The intersection between the push for renewable energy as a necessity for our planet’s future livability and the structural hardships experienced by Indigenous peoples is a complex and increasingly relevant topic. In Australia, the government is heavily investing in renewable energy projects. One of these, is a wind farm on Robbins Island, off the coast of Tasmania, where the Peerapper nation and other Indigenous nations have ancestral heritage, cultural and religious. They are resisting the project, though the company in charge, ACEN, has heavily engaged in stakeholder management and best practices. This has led me to explore the reasons for the conflict that has ensued. To understand these reasons, I apply a decolonial theoretical framework comprised of concepts and models from the literature described in the literature review. These are misanthropic skepticism and racial capitalism, which insist on including a focus on structural power imbalance across all societal levels rooted in historic practices, events and beliefs.
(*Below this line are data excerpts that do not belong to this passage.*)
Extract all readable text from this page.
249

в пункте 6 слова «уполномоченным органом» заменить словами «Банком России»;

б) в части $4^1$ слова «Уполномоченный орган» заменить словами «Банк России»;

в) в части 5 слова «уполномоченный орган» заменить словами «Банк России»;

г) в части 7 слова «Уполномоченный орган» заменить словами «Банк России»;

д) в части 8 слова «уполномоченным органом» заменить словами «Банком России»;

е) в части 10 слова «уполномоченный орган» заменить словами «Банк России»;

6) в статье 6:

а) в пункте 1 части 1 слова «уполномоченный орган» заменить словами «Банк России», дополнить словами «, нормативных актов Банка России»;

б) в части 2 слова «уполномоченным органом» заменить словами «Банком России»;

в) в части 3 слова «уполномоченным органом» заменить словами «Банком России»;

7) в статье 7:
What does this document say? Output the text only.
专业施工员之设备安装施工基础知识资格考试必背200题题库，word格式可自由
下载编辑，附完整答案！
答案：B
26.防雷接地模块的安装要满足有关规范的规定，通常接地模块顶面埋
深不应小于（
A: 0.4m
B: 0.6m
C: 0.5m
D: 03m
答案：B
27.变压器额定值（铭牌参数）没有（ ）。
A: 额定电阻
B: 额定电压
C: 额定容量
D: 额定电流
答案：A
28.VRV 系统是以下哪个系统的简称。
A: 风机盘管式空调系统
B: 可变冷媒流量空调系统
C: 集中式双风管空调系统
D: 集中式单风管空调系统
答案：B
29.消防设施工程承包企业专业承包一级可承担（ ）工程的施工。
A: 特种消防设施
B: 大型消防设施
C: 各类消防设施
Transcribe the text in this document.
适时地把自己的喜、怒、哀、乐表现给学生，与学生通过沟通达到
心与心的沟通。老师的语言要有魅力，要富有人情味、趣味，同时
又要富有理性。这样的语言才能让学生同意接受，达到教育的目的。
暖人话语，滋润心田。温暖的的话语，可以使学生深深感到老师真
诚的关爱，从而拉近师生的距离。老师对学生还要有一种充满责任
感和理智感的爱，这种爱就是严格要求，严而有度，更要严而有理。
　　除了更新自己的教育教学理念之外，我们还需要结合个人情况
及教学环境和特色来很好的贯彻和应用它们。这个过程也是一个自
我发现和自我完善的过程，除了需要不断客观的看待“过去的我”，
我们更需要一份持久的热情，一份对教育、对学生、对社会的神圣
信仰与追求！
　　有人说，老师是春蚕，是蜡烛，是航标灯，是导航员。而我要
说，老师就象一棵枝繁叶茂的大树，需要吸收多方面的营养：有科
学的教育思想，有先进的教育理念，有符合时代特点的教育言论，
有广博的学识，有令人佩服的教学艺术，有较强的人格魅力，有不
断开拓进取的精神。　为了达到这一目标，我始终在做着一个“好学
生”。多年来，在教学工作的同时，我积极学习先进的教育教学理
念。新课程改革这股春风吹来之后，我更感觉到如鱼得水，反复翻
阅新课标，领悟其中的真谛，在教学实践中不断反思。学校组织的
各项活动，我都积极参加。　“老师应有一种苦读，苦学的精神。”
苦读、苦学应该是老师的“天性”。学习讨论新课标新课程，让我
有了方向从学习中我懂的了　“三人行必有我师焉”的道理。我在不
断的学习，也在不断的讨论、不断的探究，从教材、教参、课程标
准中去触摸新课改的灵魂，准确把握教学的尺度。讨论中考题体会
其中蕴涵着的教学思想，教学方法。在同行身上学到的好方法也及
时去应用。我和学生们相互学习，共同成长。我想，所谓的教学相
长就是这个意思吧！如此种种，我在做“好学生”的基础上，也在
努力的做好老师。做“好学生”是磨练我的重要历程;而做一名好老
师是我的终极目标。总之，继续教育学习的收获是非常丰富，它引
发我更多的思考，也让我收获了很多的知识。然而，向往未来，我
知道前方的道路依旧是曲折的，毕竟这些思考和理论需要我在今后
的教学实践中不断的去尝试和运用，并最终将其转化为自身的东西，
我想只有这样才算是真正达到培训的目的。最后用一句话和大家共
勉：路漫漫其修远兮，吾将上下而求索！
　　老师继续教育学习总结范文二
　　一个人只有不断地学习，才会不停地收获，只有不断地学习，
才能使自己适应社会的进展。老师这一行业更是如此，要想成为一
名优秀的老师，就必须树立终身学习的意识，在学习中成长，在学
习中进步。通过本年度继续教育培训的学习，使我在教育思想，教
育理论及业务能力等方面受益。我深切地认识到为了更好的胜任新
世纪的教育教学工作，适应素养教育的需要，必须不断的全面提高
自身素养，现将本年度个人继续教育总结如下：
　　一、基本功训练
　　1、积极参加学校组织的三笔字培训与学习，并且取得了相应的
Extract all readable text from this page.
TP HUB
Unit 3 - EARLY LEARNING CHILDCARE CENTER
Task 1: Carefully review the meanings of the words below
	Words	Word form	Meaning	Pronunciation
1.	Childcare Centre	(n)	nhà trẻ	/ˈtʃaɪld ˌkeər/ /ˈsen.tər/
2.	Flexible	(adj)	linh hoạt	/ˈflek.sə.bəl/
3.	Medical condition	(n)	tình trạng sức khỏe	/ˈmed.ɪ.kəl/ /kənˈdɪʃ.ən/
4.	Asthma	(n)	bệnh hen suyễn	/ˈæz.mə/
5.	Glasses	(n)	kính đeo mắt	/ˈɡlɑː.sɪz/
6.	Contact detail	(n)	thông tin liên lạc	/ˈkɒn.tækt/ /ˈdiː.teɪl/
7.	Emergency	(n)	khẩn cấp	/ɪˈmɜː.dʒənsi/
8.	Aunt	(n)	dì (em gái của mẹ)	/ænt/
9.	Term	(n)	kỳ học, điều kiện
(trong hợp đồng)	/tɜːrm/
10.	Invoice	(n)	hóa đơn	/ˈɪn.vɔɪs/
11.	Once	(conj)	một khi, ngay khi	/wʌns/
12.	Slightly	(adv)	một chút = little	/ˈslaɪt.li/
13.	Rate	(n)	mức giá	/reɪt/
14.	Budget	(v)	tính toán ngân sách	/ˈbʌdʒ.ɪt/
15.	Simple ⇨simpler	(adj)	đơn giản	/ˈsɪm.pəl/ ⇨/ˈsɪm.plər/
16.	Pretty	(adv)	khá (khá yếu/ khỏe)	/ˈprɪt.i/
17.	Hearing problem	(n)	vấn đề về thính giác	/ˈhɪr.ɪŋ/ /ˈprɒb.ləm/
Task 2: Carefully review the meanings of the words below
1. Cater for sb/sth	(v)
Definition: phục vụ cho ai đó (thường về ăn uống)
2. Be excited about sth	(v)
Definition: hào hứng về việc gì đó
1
I add a world-system model for the visualization and conceptualization of worldsystem differences, which helps navigate the concepts of resistance and assimilation. Finally, the concepts of social license to operate and Free, Prior and Informed Consent (FPIC) to include a corporate and governance level. Through an exploratory approach to this single case study, I find that the reasons for conflict are deep-rooted and complex. There is an intense resistance due to irreconcilable differences in world-systems, as well as a structural continued push for land acquisition despite reconciliation efforts. There is duality and counterproductive forces in this conflict that has themes of self-determination, of domination and of traumatic history either repressed or remembered, depending on which side is addressed.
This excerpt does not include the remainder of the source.